Boutonnière Deformity

Some health conditions, diseases, and injuries can have long-lasting effects on the bones and joints. One example of this is boutonnière deformity, which can permanently disfigure your finger. Boutonnière deformity may appear immediately after an injury but can also present 1-3 weeks after the finger has been injured. This condition becomes more difficult to correct if the deformity is left untreated for more than three weeks. That’s why it is always advisable to consult a specialist as quickly as possible to find out the root cause of it and prevent further damage. The place to get the quickest diagnosis and best care is at the Colorado Center of Orthopaedic Excellence in Colorado Springs, Colorado.

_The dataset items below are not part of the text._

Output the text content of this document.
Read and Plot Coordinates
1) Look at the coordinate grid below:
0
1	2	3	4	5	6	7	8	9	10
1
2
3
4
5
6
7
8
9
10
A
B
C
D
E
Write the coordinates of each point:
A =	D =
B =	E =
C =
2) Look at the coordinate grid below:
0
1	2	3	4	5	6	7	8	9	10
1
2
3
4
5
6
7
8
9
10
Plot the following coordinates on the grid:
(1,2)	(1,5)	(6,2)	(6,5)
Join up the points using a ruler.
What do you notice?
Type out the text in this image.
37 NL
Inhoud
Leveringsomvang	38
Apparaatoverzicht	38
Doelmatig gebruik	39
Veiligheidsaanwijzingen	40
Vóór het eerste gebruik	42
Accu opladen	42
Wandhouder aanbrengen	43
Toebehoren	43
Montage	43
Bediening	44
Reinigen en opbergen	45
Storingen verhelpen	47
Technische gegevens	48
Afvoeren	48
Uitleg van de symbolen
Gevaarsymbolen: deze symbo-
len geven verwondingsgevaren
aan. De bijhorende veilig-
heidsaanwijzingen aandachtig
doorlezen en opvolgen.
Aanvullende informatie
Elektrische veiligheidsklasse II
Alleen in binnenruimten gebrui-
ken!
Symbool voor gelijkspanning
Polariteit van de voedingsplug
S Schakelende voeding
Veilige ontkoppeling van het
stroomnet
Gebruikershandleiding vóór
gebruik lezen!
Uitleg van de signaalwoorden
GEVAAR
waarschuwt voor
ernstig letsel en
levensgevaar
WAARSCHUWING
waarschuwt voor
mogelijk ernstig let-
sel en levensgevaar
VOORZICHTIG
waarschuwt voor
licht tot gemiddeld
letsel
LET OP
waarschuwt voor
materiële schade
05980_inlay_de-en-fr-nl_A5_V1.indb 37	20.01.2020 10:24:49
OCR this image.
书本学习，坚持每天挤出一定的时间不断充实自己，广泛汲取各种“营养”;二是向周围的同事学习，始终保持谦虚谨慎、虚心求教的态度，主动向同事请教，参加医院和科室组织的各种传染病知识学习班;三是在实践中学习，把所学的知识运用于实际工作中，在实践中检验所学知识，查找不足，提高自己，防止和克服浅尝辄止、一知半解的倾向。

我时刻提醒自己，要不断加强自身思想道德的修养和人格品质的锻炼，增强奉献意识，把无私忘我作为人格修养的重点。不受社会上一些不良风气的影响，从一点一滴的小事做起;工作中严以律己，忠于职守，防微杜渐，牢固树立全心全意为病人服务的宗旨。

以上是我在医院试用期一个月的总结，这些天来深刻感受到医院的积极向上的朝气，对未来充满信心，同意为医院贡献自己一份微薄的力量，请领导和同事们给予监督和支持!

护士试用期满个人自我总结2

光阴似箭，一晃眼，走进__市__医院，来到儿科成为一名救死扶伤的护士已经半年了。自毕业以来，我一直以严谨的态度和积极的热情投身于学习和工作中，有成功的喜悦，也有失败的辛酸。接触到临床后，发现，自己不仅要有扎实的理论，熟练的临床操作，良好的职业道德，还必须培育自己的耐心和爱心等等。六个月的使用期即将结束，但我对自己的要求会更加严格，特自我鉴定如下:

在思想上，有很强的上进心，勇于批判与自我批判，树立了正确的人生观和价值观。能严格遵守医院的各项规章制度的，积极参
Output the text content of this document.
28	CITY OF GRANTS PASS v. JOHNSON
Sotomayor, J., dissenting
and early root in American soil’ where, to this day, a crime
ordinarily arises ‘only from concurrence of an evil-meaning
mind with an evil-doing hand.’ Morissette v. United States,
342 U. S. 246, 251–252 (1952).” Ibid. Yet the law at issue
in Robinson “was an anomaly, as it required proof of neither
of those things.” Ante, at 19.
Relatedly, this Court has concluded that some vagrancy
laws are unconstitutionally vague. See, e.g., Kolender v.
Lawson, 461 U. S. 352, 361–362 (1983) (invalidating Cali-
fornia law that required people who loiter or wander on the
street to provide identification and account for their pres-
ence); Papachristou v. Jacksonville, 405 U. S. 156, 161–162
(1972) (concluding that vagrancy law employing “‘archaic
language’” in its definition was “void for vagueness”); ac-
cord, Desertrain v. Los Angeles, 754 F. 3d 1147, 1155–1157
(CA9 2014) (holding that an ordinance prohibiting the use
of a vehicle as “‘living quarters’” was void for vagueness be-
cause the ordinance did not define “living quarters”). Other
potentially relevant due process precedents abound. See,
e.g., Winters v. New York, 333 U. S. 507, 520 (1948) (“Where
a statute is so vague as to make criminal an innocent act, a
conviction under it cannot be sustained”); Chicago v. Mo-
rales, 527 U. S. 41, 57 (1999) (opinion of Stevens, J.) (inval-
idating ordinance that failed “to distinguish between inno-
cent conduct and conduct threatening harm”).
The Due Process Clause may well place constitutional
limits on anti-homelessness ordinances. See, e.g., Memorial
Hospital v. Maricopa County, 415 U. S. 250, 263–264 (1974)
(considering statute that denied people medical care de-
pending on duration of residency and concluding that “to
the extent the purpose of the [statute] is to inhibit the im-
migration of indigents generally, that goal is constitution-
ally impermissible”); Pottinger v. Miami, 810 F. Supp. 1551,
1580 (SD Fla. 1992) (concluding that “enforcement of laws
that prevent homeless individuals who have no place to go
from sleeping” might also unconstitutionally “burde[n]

Boutonnière deformity can happen to anyone. Someone can even be born with it. If a tendon in the hand called the central slip extensor is injured, a boutonnière deformity may develop. Tendons are tissues made up of bundled fibers that connect muscle to bone to allow for movement. The central slip extensor goes to the middle joint of the finger or toe. In boutonnière deformity, an injury tears the tendon, and a slit appears. If this situation isn’t corrected, the middle of the finger will remain bent, and the tip of the finger will stick out. It’s called a boutonnière deformity because the slit in the tendon looks like a buttonhole with the bone showing. “Boutonnière” means buttonhole in French.


Each finger is made up of three bones, each called a phalanx. The fingertip is the distal phalanx, the middle phalanx is the center, and the proximal phalanx is located next to the hand. Extensor tendons attach to the middle and distal phalanges. The extensor tendon mechanism on the back of a finger is an extremely delicate and complex structure. The tendon divides into three slips or bands, which insert into different bones in the finger. There are two lateral bands and one central slip. Because the bands lie above the center of rotation of both joints, they act to extend or straighten the finger.


Boutonnière deformity is the result of an injury to the tendons that straighten the middle joint of the finger. The result is that the middle joint will not straighten while the fingertip bends back. It is also called a “central slip injury.” Up to 50% of patients with rheumatoid arthritis develop a boutonniere injury in at least one digit. It can also happen if the tendons in the finger are hit or cut (for instance, if the hand gets stepped on or crushed in a door). When this happens, the boutonnière deformity can be called a “jammed finger.” There are complications from boutonniere deformity that may happen with or without treatment. These include long-term swelling and stiffness, arthritis after the injury, impaired joint movement, and a greater chance of damaging the joint again. In rare occasions, boutonniere deformity can affect the toe.